A escolha de Erika Hilton para assumir a presidência da Comissão de Defesa dos Direitos da Mulher da Câmara dos Deputados reacendeu um debate sensível e necessário na sociedade brasileira. Trata-se de um tema que exige serenidade, respeito e capacidade de ouvir diferentes pontos de vista. Ao mesmo tempo em que o país avança na discussão sobre diversidade e inclusão, também precisa refletir, com responsabilidade, sobre a representação institucional em espaços criados para tratar de demandas específicas.

É fundamental afirmar, antes de qualquer coisa, que pessoas trans devem ser respeitadas em sua dignidade, identidade e direitos. A defesa da cidadania plena para todos é um princípio básico de qualquer sociedade democrática. Combater preconceitos, violência e discriminação contra pessoas trans é um dever coletivo e uma pauta legítima dentro das instituições públicas.

No entanto, a presidência da Comissão de Defesa dos Direitos da Mulher possui um simbolismo próprio. Esse colegiado foi criado justamente para discutir, propor e acompanhar políticas públicas voltadas às mulheres, considerando desafios históricos como desigualdade salarial, violência doméstica, saúde feminina, maternidade e participação política. São temas profundamente ligados à trajetória social e biológica das mulheres ao longo das décadas.

A indicação de uma mulher trans para presidir esse espaço acaba levantando questionamentos sobre a adequação dessa escolha. Não se trata de negar direitos ou espaço político a quem quer que seja, mas de refletir sobre a natureza da representação em determinadas estruturas institucionais.

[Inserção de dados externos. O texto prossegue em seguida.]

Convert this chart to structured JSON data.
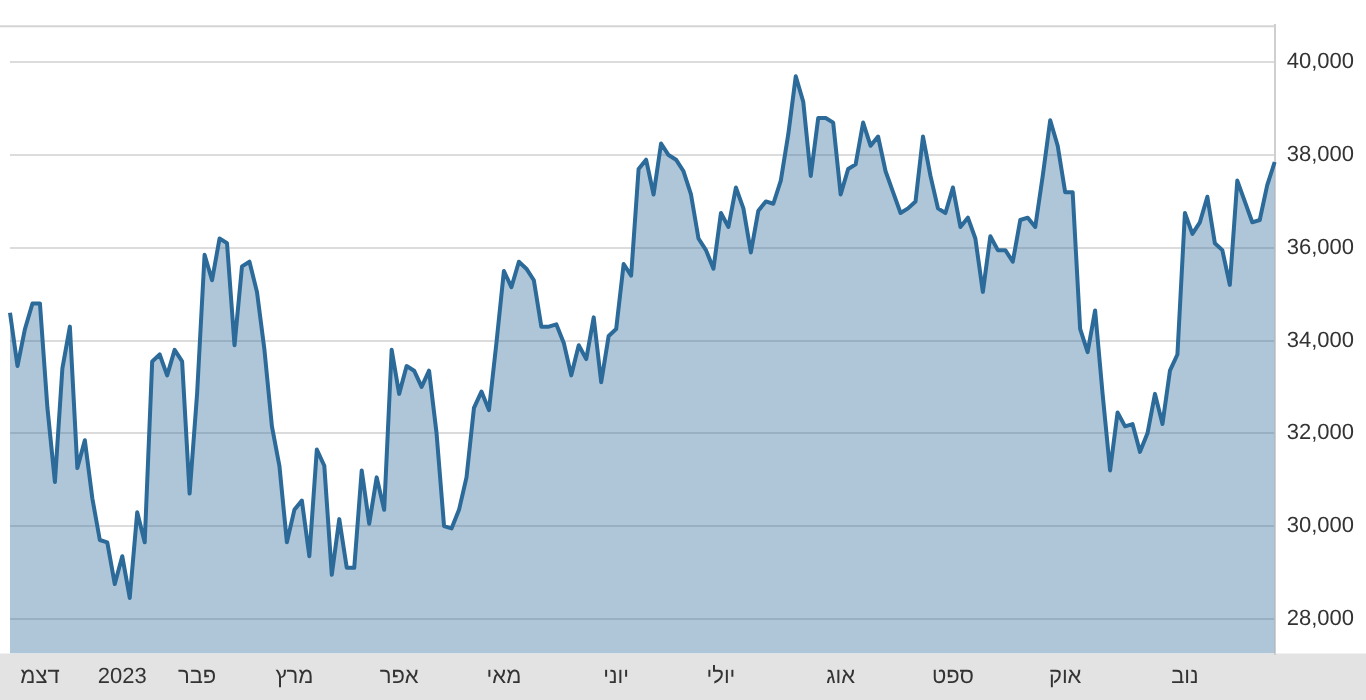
{
  "chart_data": {
    "type": "area",
    "ylim": [
      27250,
      40800
    ],
    "categories": [
      null,
      null,
      null,
      null,
      "דצמ",
      null,
      null,
      null,
      null,
      null,
      null,
      null,
      null,
      null,
      null,
      "2023",
      null,
      null,
      null,
      null,
      null,
      null,
      null,
      null,
      null,
      "פבר",
      null,
      null,
      null,
      null,
      null,
      null,
      null,
      null,
      null,
      null,
      null,
      null,
      "מרץ",
      null,
      null,
      null,
      null,
      null,
      null,
      null,
      null,
      null,
      null,
      null,
      null,
      null,
      "אפר",
      null,
      null,
      null,
      null,
      null,
      null,
      null,
      null,
      null,
      null,
      null,
      null,
      null,
      "מאי",
      null,
      null,
      null,
      null,
      null,
      null,
      null,
      null,
      null,
      null,
      null,
      null,
      null,
      null,
      "יוני",
      null,
      null,
      null,
      null,
      null,
      null,
      null,
      null,
      null,
      null,
      null,
      null,
      null,
      "יולי",
      null,
      null,
      null,
      null,
      null,
      null,
      null,
      null,
      null,
      null,
      null,
      null,
      null,
      null,
      null,
      "אוג",
      null,
      null,
      null,
      null,
      null,
      null,
      null,
      null,
      null,
      null,
      null,
      null,
      null,
      null,
      "ספט",
      null,
      null,
      null,
      null,
      null,
      null,
      null,
      null,
      null,
      null,
      null,
      null,
      null,
      null,
      "אוק",
      null,
      null,
      null,
      null,
      null,
      null,
      null,
      null,
      null,
      null,
      null,
      null,
      null,
      null,
      null,
      "נוב",
      null,
      null,
      null,
      null,
      null,
      null,
      null,
      null,
      null,
      null,
      null,
      null
    ],
    "yticks": [
      {
        "value": 28000,
        "label": "28,000"
      },
      {
        "value": 30000,
        "label": "30,000"
      },
      {
        "value": 32000,
        "label": "32,000"
      },
      {
        "value": 34000,
        "label": "34,000"
      },
      {
        "value": 36000,
        "label": "36,000"
      },
      {
        "value": 38000,
        "label": "38,000"
      },
      {
        "value": 40000,
        "label": "40,000"
      }
    ],
    "grid": "y",
    "legend": false,
    "marker": "none",
    "series": [
      {
        "color": "#2b6a99",
        "values": [
          34600,
          33450,
          34250,
          34800,
          34800,
          32550,
          30950,
          33400,
          34300,
          31250,
          31850,
          30600,
          29700,
          29650,
          28750,
          29350,
          28450,
          30300,
          29650,
          33550,
          33700,
          33250,
          33800,
          33550,
          30700,
          32850,
          35850,
          35300,
          36200,
          36100,
          33900,
          35600,
          35700,
          35050,
          33800,
          32150,
          31300,
          29650,
          30350,
          30550,
          29350,
          31650,
          31300,
          28950,
          30150,
          29100,
          29100,
          31200,
          30050,
          31050,
          30350,
          33800,
          32850,
          33450,
          33350,
          33000,
          33350,
          32000,
          30000,
          29950,
          30350,
          31050,
          32550,
          32900,
          32500,
          33950,
          35500,
          35150,
          35700,
          35550,
          35300,
          34300,
          34300,
          34350,
          33950,
          33250,
          33900,
          33600,
          34500,
          33100,
          34100,
          34250,
          35650,
          35400,
          37700,
          37900,
          37150,
          38250,
          38000,
          37900,
          37650,
          37150,
          36200,
          35950,
          35550,
          36750,
          36450,
          37300,
          36850,
          35900,
          36800,
          37000,
          36950,
          37450,
          38450,
          39700,
          39150,
          37550,
          38800,
          38800,
          38700,
          37150,
          37700,
          37800,
          38700,
          38200,
          38400,
          37650,
          37200,
          36750,
          36850,
          37000,
          38400,
          37550,
          36850,
          36750,
          37300,
          36450,
          36650,
          36200,
          35050,
          36250,
          35950,
          35950,
          35700,
          36600,
          36650,
          36450,
          37550,
          38750,
          38200,
          37200,
          37200,
          34250,
          33750,
          34650,
          32850,
          31200,
          32450,
          32150,
          32200,
          31600,
          32000,
          32850,
          32200,
          33350,
          33700,
          36750,
          36300,
          36550,
          37100,
          36100,
          35950,
          35200,
          37450,
          37000,
          36550,
          36600,
          37350,
          37850
        ]
      }
    ]
  }
}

Em um país com tantas mulheres atuantes, qualificadas e experientes no debate sobre políticas públicas para mulheres, a decisão desperta estranhamento.

A política é também feita de símbolos. A forma como cargos são ocupados transmite mensagens à sociedade. Quando uma comissão criada para tratar de questões específicas das mulheres é presidida por alguém cuja trajetória se insere em outro debate identitário, abre-se inevitavelmente um campo de controvérsia que poderia ser evitado.

Isso não significa que Erika Hilton não tenha legitimidade política ou capacidade de atuação parlamentar. Pelo contrário, sua eleição demonstra que ela conquistou espaço no debate público e possui representatividade entre seus eleitores. A questão, porém, não é sobre capacidade individual, mas sobre a coerência institucional da escolha feita dentro da Câmara dos Deputados.

O Brasil enfrenta desafios urgentes quando se trata da proteção das mulheres. A violência doméstica continua alarmante, as desigualdades no mercado de trabalho persistem e muitas políticas públicas ainda precisam avançar. A Comissão da Mulher deveria concentrar seus esforços em fortalecer essas pautas e ampliar a voz das mulheres que vivenciam diariamente essas realidades.

Diante disso, surge uma reflexão legítima para o debate público: em um país com tantas lideranças femininas experientes, preparadas e engajadas na defesa dos direitos das mulheres, não haveria outras parlamentares mais adequadas para ocupar esse espaço? Afinal, não temos mulheres capacitadas para assumir esse cargo?